Four new bread and durum wheat varieties based on CIMMYT breeding lines are well adapted to local conditions and offer excellent yields and grain quality. (Photo: FMAN)

“Aside from its high yield potential, it has considerable grain size and an aggressive grain fill that is expressed even under extreme heat,” explained Ammar. “These characteristics have certainly helped its identification as outstanding for Nigerian conditions.”

Writing on behalf of FMAN and the Lake Chad Research Institute (LCRI) of Nigeria’s Federal Ministry of Agriculture and Rural Development, Abdullahi said, “We deeply appreciate the expertise and support provided by CIMMYT throughout the development and release process.

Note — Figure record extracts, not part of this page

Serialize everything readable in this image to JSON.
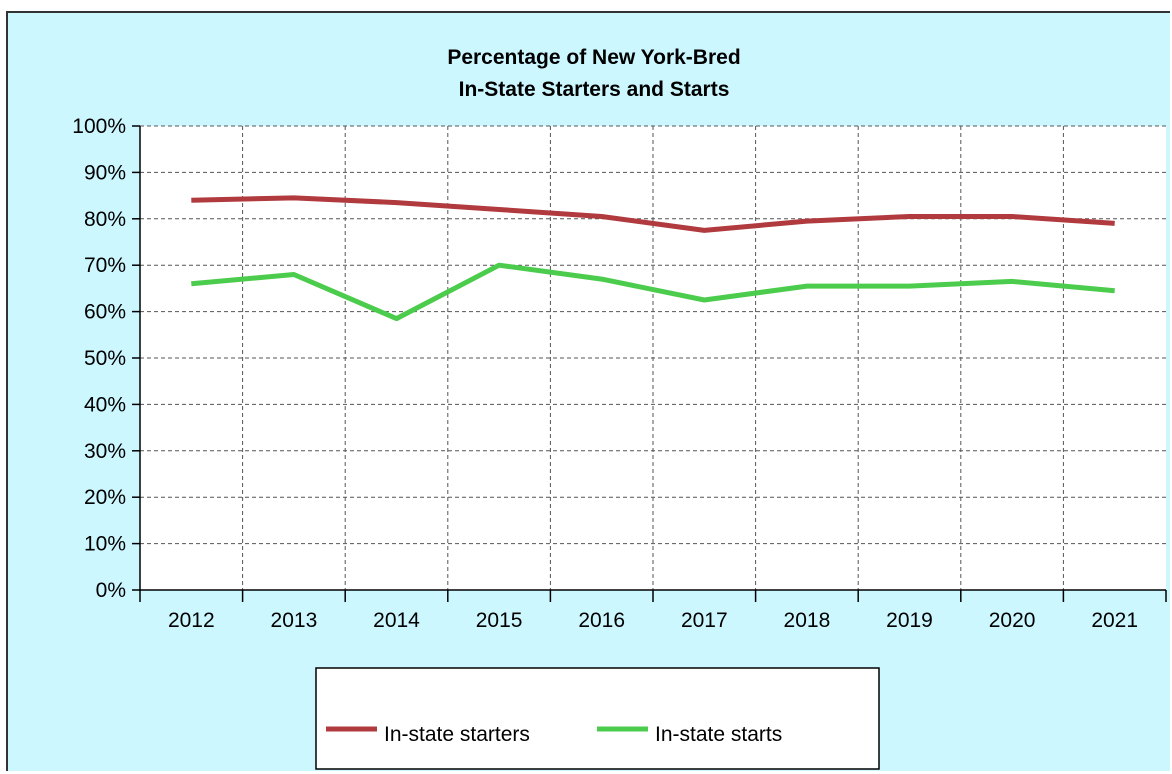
{
  "chart_data": {
    "type": "line",
    "title": [
      "Percentage of New York-Bred",
      "In-State Starters and Starts"
    ],
    "categories": [
      "2012",
      "2013",
      "2014",
      "2015",
      "2016",
      "2017",
      "2018",
      "2019",
      "2020",
      "2021"
    ],
    "series": [
      {
        "name": "In-state starters",
        "color": "#b03a3e",
        "values": [
          84,
          84.5,
          83.5,
          82,
          80.5,
          77.5,
          79.5,
          80.5,
          80.5,
          79
        ]
      },
      {
        "name": "In-state starts",
        "color": "#4ccc4c",
        "values": [
          66,
          68,
          58.5,
          70,
          67,
          62.5,
          65.5,
          65.5,
          66.5,
          64.5
        ]
      }
    ],
    "ylim": [
      0,
      100
    ],
    "y_ticks": [
      0,
      10,
      20,
      30,
      40,
      50,
      60,
      70,
      80,
      90,
      100
    ],
    "y_tick_labels": [
      "0%",
      "10%",
      "20%",
      "30%",
      "40%",
      "50%",
      "60%",
      "70%",
      "80%",
      "90%",
      "100%"
    ],
    "grid": true,
    "legend_position": "bottom",
    "background_color": "#ccf7ff",
    "plot_background_color": "#ffffff"
  }
}
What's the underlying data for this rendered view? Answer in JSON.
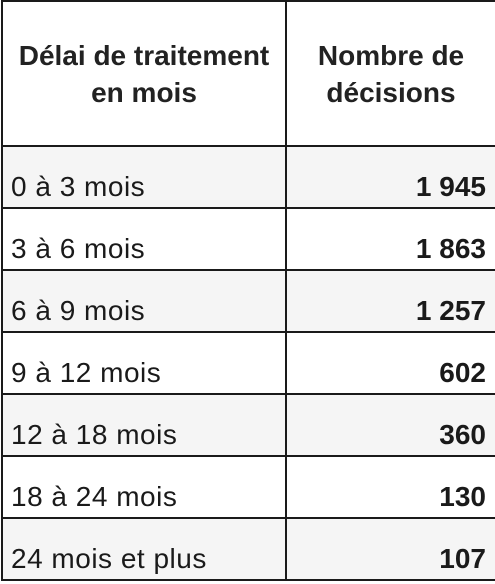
{
  "table": {
    "headers": [
      "Délai de traitement en mois",
      "Nombre de décisions"
    ],
    "rows": [
      {
        "label": "0 à 3 mois",
        "value": "1 945"
      },
      {
        "label": "3 à 6 mois",
        "value": "1 863"
      },
      {
        "label": "6 à 9 mois",
        "value": "1 257"
      },
      {
        "label": "9 à 12 mois",
        "value": "602"
      },
      {
        "label": "12 à 18 mois",
        "value": "360"
      },
      {
        "label": "18 à 24 mois",
        "value": "130"
      },
      {
        "label": "24 mois et plus",
        "value": "107"
      }
    ]
  }
}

Your team’s technical guidance on the access to germplasm has played a crucial role in equipping our farmers and extension agents with the necessary skills and resources for successful wheat cultivation.”

Nigeria has a fast-growing population which, coupled with increasing per capita demand for wheat, has made increasing wheat production a national priority, according to Kevin Pixley, director of the Dryland Crops and Global Wheat programs at CIMMYT.

“Until recently, Nigeria produced only 2% of the wheat it consumes, but potential exists to double the current average yield and expand wheat production by perhaps 10-times its current area,” said Pixley. “New wheat varieties will be essential and must be grown using sustainable production practices that improve farmers’ livelihoods while safeguarding long-term food security and natural resources.”

Abdullahi said the release of the varieties demonstrated the power of collaborative research and highlighted the potential for future collaborations. “We look forward to continued collaborations and success in the pursuit of sustainable food systems.”